Analysts react over steady drop in inflation rate
By Olaleye Aanuoluwapo, Abuja
The former Director-General, Lagos Chamber of Commerce and Industry (LCCI), Dr Muda Yusuf and the President, Association of Capital Market Academics of Nigeria (ACMAN), Prof Uche Uwaleke have expressed views on the recent drop in inflation, calling on the authorities to tackle insecurity, among others to further bring down inflation rate in the country.
The National Bureau of Statistics (NBS) during the week had reported headline inflation that dropped marginally by 0.18 percent from 17.93 percent in May to 17.75 percent in June.
Similarly, the food inflation sub index dropped marginally by 0.45 percent from 22.28 percent in May to 21.83 percent in June 2021.
Meanwhile, the month-on-month inflation maintained it upwards trajectory in June with it accelerating marginally from 1.01 percent in May to 1.06 percent in June 2021.
Reacting, Yusuf urged the government to focus on reducing cost of energy, logistics and other variables to moderate the effect of inflation on Nigerians.
Yusuf said three principal drivers of inflation included, cost push factor, supply chain disruptions and monetisation of fiscal deficit or inflation tax.
He listed high energy cost, which included the spike in the cost of diesel, electricity and aviation fuel, high transportation and cost of logistics, and high import tariff as major cost push factor influencers.

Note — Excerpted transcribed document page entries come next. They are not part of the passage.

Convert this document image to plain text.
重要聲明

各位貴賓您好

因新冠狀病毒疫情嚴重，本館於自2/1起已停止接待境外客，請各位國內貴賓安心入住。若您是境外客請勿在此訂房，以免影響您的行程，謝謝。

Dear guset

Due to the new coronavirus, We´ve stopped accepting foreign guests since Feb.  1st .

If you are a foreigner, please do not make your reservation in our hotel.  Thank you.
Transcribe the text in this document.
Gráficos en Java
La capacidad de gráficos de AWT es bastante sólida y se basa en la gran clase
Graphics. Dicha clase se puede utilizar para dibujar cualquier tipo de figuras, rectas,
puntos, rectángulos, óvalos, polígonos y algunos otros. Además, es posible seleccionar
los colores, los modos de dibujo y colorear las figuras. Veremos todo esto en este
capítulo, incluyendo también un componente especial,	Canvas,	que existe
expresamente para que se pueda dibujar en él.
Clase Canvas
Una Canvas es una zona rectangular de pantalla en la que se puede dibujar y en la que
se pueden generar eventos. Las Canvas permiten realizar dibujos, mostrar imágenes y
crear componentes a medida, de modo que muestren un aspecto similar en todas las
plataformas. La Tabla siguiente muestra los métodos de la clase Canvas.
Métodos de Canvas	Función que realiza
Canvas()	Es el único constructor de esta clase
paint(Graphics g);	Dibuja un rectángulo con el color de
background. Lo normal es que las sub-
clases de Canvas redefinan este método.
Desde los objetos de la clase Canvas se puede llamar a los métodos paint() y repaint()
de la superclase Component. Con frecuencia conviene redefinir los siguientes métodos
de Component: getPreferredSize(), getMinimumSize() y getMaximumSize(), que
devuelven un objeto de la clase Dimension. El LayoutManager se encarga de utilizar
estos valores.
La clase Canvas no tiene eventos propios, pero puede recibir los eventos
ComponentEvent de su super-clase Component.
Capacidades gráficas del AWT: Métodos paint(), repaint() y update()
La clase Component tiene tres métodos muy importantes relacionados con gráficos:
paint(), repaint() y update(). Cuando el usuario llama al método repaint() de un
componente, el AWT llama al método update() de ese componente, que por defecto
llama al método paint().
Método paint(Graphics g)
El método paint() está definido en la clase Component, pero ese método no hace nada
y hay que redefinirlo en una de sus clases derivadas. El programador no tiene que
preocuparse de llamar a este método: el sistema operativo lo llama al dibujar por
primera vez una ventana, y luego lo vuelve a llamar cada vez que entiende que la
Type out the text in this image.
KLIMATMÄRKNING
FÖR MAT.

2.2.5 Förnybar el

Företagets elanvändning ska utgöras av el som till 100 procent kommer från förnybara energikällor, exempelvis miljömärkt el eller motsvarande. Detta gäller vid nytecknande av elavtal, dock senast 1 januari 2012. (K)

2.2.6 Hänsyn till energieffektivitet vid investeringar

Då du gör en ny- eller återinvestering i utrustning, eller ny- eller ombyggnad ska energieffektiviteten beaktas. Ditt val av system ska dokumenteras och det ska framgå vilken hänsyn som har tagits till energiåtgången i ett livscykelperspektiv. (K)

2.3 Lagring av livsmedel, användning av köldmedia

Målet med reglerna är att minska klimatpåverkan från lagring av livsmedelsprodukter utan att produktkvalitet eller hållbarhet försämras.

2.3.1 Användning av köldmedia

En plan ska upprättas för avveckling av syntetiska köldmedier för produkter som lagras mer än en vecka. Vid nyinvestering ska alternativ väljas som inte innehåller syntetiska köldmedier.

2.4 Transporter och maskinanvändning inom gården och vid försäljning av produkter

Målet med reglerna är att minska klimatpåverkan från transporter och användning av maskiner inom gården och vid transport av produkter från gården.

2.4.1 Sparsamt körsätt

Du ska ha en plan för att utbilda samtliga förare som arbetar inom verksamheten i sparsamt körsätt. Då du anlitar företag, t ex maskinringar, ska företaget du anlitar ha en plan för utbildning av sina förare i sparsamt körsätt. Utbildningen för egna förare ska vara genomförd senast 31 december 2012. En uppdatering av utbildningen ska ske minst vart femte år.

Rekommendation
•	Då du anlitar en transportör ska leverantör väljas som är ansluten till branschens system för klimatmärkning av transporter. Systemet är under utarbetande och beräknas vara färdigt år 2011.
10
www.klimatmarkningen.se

“Headline inflation of 17.75 percent is still a reflection of intense and persistent inflationary pressure on the Nigerian economy.
“Even more worrisome is the incessant high food inflation, which was 21.83 percent in June.
“High inflation is hurts investment, it is injurious to the welfare of the people and detrimental to the economy.
“The main factors that have disrupted output in the economy are also heightened insecurity, exclusion of some critical industries from the official foreign exchange window, trade policy issues, among others,” he said.
Yusuf said other variables to be addressed included reviewing import tariff on selected inputs for production, stemming exchange rate depreciation, addressing security problems and improving productivity across all sectors.
He also urged the Central Bank of Nigeria (CBN) to reduce its financing of fiscal deficit to levels provided for in the CBN Act, saying fiscal deficit financing by the Apex Bank acted as a major inflation driver.
“The infusion of this financing typically increases money supply and aggravates inflation.
“It is high powered money and also characterised as inflation tax.
“Reports of interest payments of over N480 billion on ways and means financing by the apex bank between January and May 2021 is quite instructive,” he said.
Uwaleke in a statement to our correspondent said, “On the recently released inflation report for June by the NBS, it is difficult to interpret this marginal drop in headline inflation since April this year to mean a sustainable downward trend in inflation rate.
“This is because the risks to inflation outlook are still present. These include insecurity which directly impacts food inflation, the recent devaluation of the naira and the likely hike in pump price of fuel and electricity tariffs.
“It is also possible the marginal drop in food inflation to 21.83 per cent in June may not reflect actual drop in basic food prices but arising from the ‘base effect’ associated with the methodology of computing CPI on a year on year basis.
“To appreciate the practical reality, one needs to consider price changes based on month-on-month.
“According to NBS, Headline inflation increased by 1.06percent in June from 1.01percent recorded in May month-on-month.
“It is pertinent to note that Inflationary pressure is coming more from the food component at over 20percent reflecting legacy factors such as inadequate supply and transport challenges.
“This partly explains why food inflation is highest in Kogi and lowest in neighbouring FCT.”
According to him, “Given that inflationary pressure has to do more with supply, I suggest the government and the CBN should scale up interventions in Agriculture with adequate monitoring and evaluation mechanisms put in place.”
He called on the CBN to sustain intervention in the foreign exchange market, given hike in global crude oil prices.
He added that, “In order to increase food output, the need to tackle the seemingly intractable security challenge facing the country cannot be overemphasized.”